The Wall Street Journal reports ($) that the US Navy has discovered the benefits of the free market in setting wages for jobs. Under the old system, all sailors in the same job classification were paid the same wage, and job assignments were made by navy command. ‘”The old system was Stalin-like,” says Rear Adm. Jake Shuford, who is in charge of the redesign.’.
Now, jobs are auctioned to sailors on eBay where sailors bid the size of a pay raise that they would require in order to accept a particular position.
For decades, when the Navy needed to fill an unpopular job in a distant place, it simply ordered a sailor and his or her family to move.

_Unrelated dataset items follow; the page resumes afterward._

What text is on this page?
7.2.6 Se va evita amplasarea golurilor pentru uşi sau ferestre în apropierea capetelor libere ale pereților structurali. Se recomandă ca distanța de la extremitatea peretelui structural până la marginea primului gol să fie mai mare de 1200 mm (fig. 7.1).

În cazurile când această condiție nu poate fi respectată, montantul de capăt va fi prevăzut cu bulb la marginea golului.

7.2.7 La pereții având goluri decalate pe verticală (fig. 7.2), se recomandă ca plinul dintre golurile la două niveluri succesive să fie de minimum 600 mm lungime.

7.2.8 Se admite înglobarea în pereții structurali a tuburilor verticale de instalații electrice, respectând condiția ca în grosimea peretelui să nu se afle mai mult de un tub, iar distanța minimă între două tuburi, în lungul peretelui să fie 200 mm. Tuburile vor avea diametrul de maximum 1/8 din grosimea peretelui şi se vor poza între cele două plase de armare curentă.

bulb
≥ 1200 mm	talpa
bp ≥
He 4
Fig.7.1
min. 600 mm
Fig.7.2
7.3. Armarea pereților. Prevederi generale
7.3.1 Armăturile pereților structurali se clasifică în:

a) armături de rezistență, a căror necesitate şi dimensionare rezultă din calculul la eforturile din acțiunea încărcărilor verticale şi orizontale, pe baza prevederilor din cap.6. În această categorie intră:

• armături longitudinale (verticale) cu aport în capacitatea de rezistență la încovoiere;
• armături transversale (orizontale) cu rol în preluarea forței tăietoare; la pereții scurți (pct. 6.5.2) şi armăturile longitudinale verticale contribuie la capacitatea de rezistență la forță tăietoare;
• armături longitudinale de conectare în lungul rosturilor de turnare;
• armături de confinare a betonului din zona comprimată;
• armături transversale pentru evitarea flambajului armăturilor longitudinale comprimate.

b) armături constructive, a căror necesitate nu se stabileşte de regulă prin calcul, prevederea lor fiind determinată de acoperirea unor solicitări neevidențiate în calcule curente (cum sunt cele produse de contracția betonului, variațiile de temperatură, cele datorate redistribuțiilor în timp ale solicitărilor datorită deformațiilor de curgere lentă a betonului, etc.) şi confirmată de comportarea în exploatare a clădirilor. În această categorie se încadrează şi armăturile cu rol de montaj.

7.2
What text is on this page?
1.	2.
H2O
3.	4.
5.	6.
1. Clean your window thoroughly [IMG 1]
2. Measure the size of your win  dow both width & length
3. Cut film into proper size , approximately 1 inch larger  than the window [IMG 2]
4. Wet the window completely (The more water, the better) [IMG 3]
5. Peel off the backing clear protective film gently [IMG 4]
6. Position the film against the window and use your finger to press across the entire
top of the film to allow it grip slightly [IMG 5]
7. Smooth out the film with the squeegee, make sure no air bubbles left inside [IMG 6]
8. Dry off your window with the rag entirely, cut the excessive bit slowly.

Recently, it took a different tack. To keep skilled sailors in the service — which entails keeping their families happy — Navy officials put some of those out-of-favor jobs up for online auction, a la eBay. Among the first to bite was Petty Officer 1st Class Elishaine Moses. He offered to take a job in Yokuska, Japan, but only if the Navy was willing to bump up his salary by $350 a month.
He doesn’t want to live in Japan. Nor does his wife. But they figured an extra $350 a month would go a long way toward a down payment on a house. “My No. 1 goal in life right now is to save enough money to build a house,” his wife, Shana Moses, says.
The online auctions are one piece of a new Navy plan to unleash the power of the free market on its personnel system.